While any of these elements may present themselves in a sermon, none is essential for a Christ-centered sermon. Theoretically, you could apply each of the above questions and still not be Christ-centered. Again, in theory (not like it is a goal), you could have little connection to these questions yet be Christ-centered. The best question to ask is:
Is Jesus the hero of your sermon?
Sally Lloyd-Jones loves to call Him "the Rescuer." (And I love that too!) Our attention is drawn to the fact that the Text is not about me, but its primary purpose is to reveal Him. (For even when the Text reveals my character and nature, the end result should be that it calls me to depend on Him.)
I've had the privilege of watching my wife deliver four children. Each time I witnessed the birthing event (and the 9.5 months that built up to it), I was struck by the bravery, toughness and selflessness necessary to usher in new life. However, those thoughts were never appropriated to my children. I never once looked at one of my babies as heroic in any fashion. No, I was amazed by my wife! I couldn't imagine enduring what she just did and was humbled to see the attitude by which she did it.

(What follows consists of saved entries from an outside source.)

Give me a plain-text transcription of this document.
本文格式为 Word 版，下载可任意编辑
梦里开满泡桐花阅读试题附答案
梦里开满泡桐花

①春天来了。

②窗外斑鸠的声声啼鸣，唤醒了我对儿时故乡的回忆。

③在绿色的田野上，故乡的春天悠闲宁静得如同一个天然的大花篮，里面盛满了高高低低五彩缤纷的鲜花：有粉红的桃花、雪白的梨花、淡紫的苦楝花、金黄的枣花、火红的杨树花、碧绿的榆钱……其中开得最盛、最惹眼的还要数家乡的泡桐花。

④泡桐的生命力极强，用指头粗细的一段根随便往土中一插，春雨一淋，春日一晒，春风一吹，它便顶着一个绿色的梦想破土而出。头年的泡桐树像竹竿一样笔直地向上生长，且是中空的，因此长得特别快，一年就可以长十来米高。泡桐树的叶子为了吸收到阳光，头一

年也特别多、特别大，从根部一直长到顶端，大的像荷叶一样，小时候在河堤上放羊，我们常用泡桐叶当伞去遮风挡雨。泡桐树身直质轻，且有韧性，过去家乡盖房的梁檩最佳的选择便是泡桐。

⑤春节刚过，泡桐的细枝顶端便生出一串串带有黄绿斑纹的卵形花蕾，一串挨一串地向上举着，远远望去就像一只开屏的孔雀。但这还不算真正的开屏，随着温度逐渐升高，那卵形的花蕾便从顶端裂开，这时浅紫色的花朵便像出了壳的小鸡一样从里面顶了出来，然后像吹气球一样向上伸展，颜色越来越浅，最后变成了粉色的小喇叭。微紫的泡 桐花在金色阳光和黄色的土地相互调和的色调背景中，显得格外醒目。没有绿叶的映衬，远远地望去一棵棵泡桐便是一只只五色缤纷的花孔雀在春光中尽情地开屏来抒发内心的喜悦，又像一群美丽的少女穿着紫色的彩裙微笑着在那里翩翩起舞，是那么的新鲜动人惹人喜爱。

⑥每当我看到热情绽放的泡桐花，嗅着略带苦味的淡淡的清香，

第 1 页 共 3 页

Christ's incarnation should humble us as well. However, if you segregate His incarnation from His crucifixion and resurrection, it really doesn't make much sense. Let the story end with Jesus in the manger and it really fails to be a heroic story. Yet this is exactly what so many do at Christmas time. (Perhaps this is why some elevate Mary to an undue nature; an understandable error if the focus is not kept on the heroic Christ.) A Christmas sermon isn't really a Christ-centered sermon unless it finds itself pointing to a Crucified, Risen and Exalted Savior! In the same way that His crucifixion would not have meant justification for us had He not become a "Second Adam" and took on flesh, the incarnation is not heroic unless He was born for the purpose dying as our sin substitute.
The Christmas season provides a great opportunity for evaluation. Pastor, do your sermons faithfully present Christ as the hero and you completely desolate without His work? Brother, do you neighbors hear not only that you believe in Jesus, but do they hear you explain the Person and Work of Jesus, chiefly directed at His work on the cross and resurrection? Friend, if your religious system makes you feel heroic by living up to the rules, no matter how much it considers those rules a reflection of "Lordship," such that you affirm Jesus as the hero, but claim some victory on your own, it simply isn't Christ-centered. Christ-centered does not mean you make Jesus a hero, it means you make Him the hero.
And in that sense, it is impossible to really be Christ-centered unless one is also Cross-centered.
So perhaps it would be better to say, "Merry Crossmas!"